Первая мировая война. Катастрофа 1914 года - Макс Хейстингс
Шрифт:
Интервал:
Закладка:
В тот же день Берлину пришлось пережить еще один критический момент: когда Мольтке уже вышел из дворца после церемонии подписания приказа о мобилизации, кайзеру доставили телеграмму из Лондона, от Лихновского. Согласно телеграмме, Грей обязывался сохранять нейтралитет со стороны Британии и гарантировать нейтралитет французов, если Германия откажется от вторжения во Францию. Вильгельм II возликовал. Мольтке позвали обратно – сообщить, что теперь можно сосредоточить все силы на восточном направлении. Последовал легендарный обмен репликами: начальник штаба возмущенно заявил, что планы мобилизации изменениям не подлежат и, если дергать войска туда-сюда, на поле боя окажется не армия, а толпа. Его возмутило, что Вильгельм II пытается вмешаться, когда время для дипломатии истекло, настало время войны, а война – это его, Мольтке, обязанность.

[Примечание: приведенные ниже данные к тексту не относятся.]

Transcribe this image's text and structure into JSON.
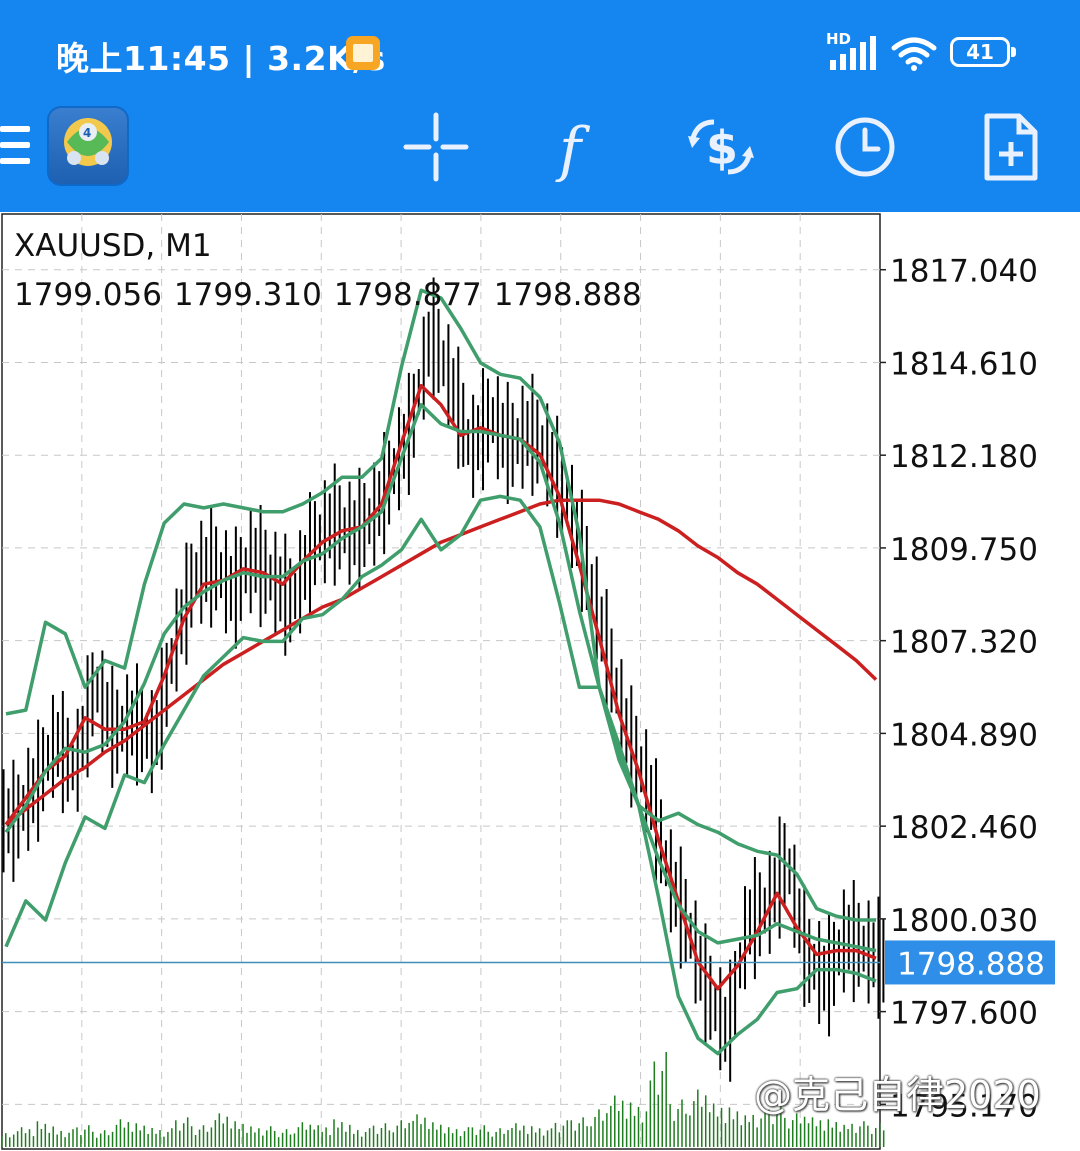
{
  "status_bar": {
    "time_speed": "晚上11:45 | 3.2K/s",
    "network_badge": "HD",
    "battery": "41"
  },
  "toolbar": {
    "items": [
      "menu-icon",
      "metatrader-4-logo",
      "crosshair-icon",
      "indicators-f-icon",
      "trade-dollar-icon",
      "clock-icon",
      "new-order-icon"
    ]
  },
  "chart": {
    "symbol": "XAUUSD, M1",
    "ohlc": [
      "1799.056",
      "1799.310",
      "1798.877",
      "1798.888"
    ],
    "current_price_label": "1798.888"
  },
  "watermark": "@克己自律2020",
  "colors": {
    "accent": "#1585f0",
    "ma_fast": "#cc1f1f",
    "ma_slow": "#cc1f1f",
    "bands": "#3f9e6b",
    "candles": "#000000",
    "volume": "#1e7d1e",
    "price_line": "#3d8fb8",
    "price_label_bg": "#2f8fe8"
  },
  "chart_data": {
    "type": "line",
    "subtype": "bar-chart-with-bollinger-bands-and-moving-averages",
    "title": "XAUUSD, M1",
    "y_ticks": [
      "1817.040",
      "1814.610",
      "1812.180",
      "1809.750",
      "1807.320",
      "1804.890",
      "1802.460",
      "1800.030",
      "1797.600",
      "1795.170"
    ],
    "ylim": [
      1794.0,
      1818.5
    ],
    "grid": true,
    "current_price": 1798.888,
    "x": [
      0,
      1,
      2,
      3,
      4,
      5,
      6,
      7,
      8,
      9,
      10,
      11,
      12,
      13,
      14,
      15,
      16,
      17,
      18,
      19,
      20,
      21,
      22,
      23,
      24,
      25,
      26,
      27,
      28,
      29,
      30,
      31,
      32,
      33,
      34,
      35,
      36,
      37,
      38,
      39,
      40,
      41,
      42,
      43,
      44
    ],
    "close": [
      1802.6,
      1803.5,
      1804.7,
      1803.9,
      1806.2,
      1804.9,
      1805.2,
      1804.6,
      1807.1,
      1809.0,
      1809.3,
      1808.6,
      1809.5,
      1808.9,
      1808.3,
      1809.8,
      1810.4,
      1810.1,
      1810.5,
      1811.6,
      1812.9,
      1815.4,
      1814.1,
      1812.3,
      1813.2,
      1812.4,
      1812.8,
      1812.1,
      1810.8,
      1809.0,
      1806.8,
      1804.7,
      1803.5,
      1801.2,
      1799.8,
      1798.1,
      1797.0,
      1799.9,
      1800.3,
      1801.6,
      1799.0,
      1798.4,
      1799.6,
      1799.2,
      1798.9
    ],
    "series": [
      {
        "name": "",
        "role": "fast-ma",
        "values": [
          1802.5,
          1803.2,
          1803.9,
          1804.3,
          1805.3,
          1805.0,
          1805.0,
          1805.2,
          1806.4,
          1807.9,
          1808.8,
          1808.9,
          1809.2,
          1809.1,
          1808.8,
          1809.4,
          1809.9,
          1810.2,
          1810.3,
          1810.9,
          1812.5,
          1814.0,
          1813.5,
          1812.7,
          1812.9,
          1812.7,
          1812.6,
          1812.2,
          1811.1,
          1809.3,
          1807.4,
          1805.4,
          1803.9,
          1802.1,
          1800.5,
          1798.9,
          1798.2,
          1798.8,
          1799.7,
          1800.7,
          1799.8,
          1799.1,
          1799.2,
          1799.2,
          1799.0
        ]
      },
      {
        "name": "",
        "role": "slow-ma",
        "values": [
          1802.5,
          1802.9,
          1803.3,
          1803.7,
          1804.0,
          1804.4,
          1804.7,
          1805.1,
          1805.5,
          1805.9,
          1806.3,
          1806.7,
          1807.0,
          1807.3,
          1807.6,
          1807.9,
          1808.2,
          1808.4,
          1808.7,
          1809.0,
          1809.3,
          1809.6,
          1809.9,
          1810.1,
          1810.3,
          1810.5,
          1810.7,
          1810.9,
          1811.0,
          1811.0,
          1811.0,
          1810.9,
          1810.7,
          1810.5,
          1810.2,
          1809.8,
          1809.5,
          1809.1,
          1808.8,
          1808.4,
          1808.0,
          1807.6,
          1807.2,
          1806.8,
          1806.3
        ]
      },
      {
        "name": "",
        "role": "band-upper",
        "values": [
          1805.4,
          1805.5,
          1807.8,
          1807.5,
          1806.1,
          1806.8,
          1806.6,
          1808.8,
          1810.4,
          1810.9,
          1810.8,
          1810.9,
          1810.8,
          1810.7,
          1810.7,
          1810.9,
          1811.2,
          1811.6,
          1811.6,
          1812.1,
          1814.5,
          1816.5,
          1816.3,
          1815.5,
          1814.6,
          1814.3,
          1814.2,
          1813.7,
          1812.5,
          1810.1,
          1806.1,
          1804.2,
          1803.0,
          1802.6,
          1802.8,
          1802.5,
          1802.3,
          1802.0,
          1801.8,
          1801.7,
          1801.2,
          1800.3,
          1800.1,
          1800.0,
          1800.0
        ]
      },
      {
        "name": "",
        "role": "band-middle",
        "values": [
          1802.3,
          1803.0,
          1803.9,
          1804.5,
          1804.4,
          1804.6,
          1805.2,
          1806.2,
          1807.5,
          1808.2,
          1808.6,
          1808.9,
          1809.1,
          1809.0,
          1809.0,
          1809.4,
          1809.6,
          1810.0,
          1810.3,
          1810.7,
          1812.1,
          1813.5,
          1813.0,
          1812.8,
          1812.8,
          1812.7,
          1812.6,
          1812.0,
          1810.4,
          1808.1,
          1806.1,
          1804.4,
          1803.0,
          1801.6,
          1800.4,
          1799.7,
          1799.4,
          1799.5,
          1799.6,
          1799.9,
          1799.7,
          1799.5,
          1799.4,
          1799.3,
          1799.2
        ]
      },
      {
        "name": "",
        "role": "band-lower",
        "values": [
          1799.3,
          1800.5,
          1800.0,
          1801.5,
          1802.7,
          1802.4,
          1803.8,
          1803.6,
          1804.6,
          1805.5,
          1806.4,
          1806.9,
          1807.4,
          1807.3,
          1807.3,
          1807.9,
          1808.0,
          1808.4,
          1809.0,
          1809.3,
          1809.7,
          1810.5,
          1809.7,
          1810.1,
          1811.0,
          1811.1,
          1811.0,
          1810.3,
          1808.3,
          1806.1,
          1806.1,
          1804.6,
          1803.0,
          1800.6,
          1798.0,
          1796.9,
          1796.5,
          1797.0,
          1797.4,
          1798.1,
          1798.2,
          1798.7,
          1798.7,
          1798.6,
          1798.4
        ]
      }
    ],
    "volume": [
      14,
      20,
      26,
      18,
      22,
      17,
      28,
      24,
      19,
      30,
      22,
      34,
      26,
      21,
      18,
      25,
      22,
      28,
      19,
      24,
      27,
      33,
      25,
      20,
      22,
      19,
      24,
      21,
      27,
      30,
      38,
      52,
      45,
      96,
      48,
      58,
      44,
      40,
      36,
      42,
      34,
      30,
      28,
      26,
      24
    ]
  }
}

Вскоре стало ясно, что депеша от Лихновского – глупое недоразумение, отражающее его ошибочный взгляд на позицию Британии. Французы приступили к мобилизации, и Германии пришлось воевать на два фронта. Однако разговор с Вильгельмом II сильно подействовал на Мольтке. Он вернулся в Генштаб, пылая от гнева, весь в красных пятнах. «Я намерен вести войну с Францией и Россией, но отнюдь не с кайзером», – заявил он адъютанту{180}. Его супруга позже свидетельствовала, что, скорее всего, он перенес легкий апоплексический удар. Здоровье Мольтке и без того было слабым, нервы на пределе. Теперь же, когда огромные армии вот-вот должны были столкнуться в битве, которую он сам так старательно приближал, стали заметны первые признаки нервного и физического расстройства, которое через полтора месяца сведет его в могилу.
Мобилизацией Германия не ограничилась и объявила войну России – на шесть дней опередив Австрию. Четырнадцатилетний баварский школьник Генрих Гиммлер писал в своем дневнике 1 августа: «Играл утром в саду. Днем тоже. В 7:30 Германия объявила войну России»{181}. Францию проинформировали, что ее нейтралитет будет признан лишь при условии сдачи пограничных крепостей Германии «в знак искренности намерений». Бетман-Гольвег возмущался, что военные отодвинули его на второй план: декларацию, с которой кайзер должен был выступить перед немецким народом, составлял офицер Генерального штаба майор Ганс фон Хафтен. Канцлер и генерал испытывали друг к другу давнюю и взаимную неприязнь. Теперь она переросла в открытую вражду. Днем 1 августа толпа приветствовала кайзера, ехавшего из Потсдама по Унтер-ден-Линден в полном кирасирском облачении. «Чувствуется восхитительный подъем… единодушие и целеустремленность», – радовался Вильгельм II. Журналист Теодор Вольф, встречавший кайзера вместе с остальными, описывал настроение толпы так: «Был теплый солнечный день. В прогретом воздухе уже чувствовалось потное лихорадочное возбуждение и запах крови»{182}. Правофланговая газета уверяла, что после проезда Вильгельма «толпа преисполнилась благоговения перед величием момента». Незнакомые люди жали друг другу руки.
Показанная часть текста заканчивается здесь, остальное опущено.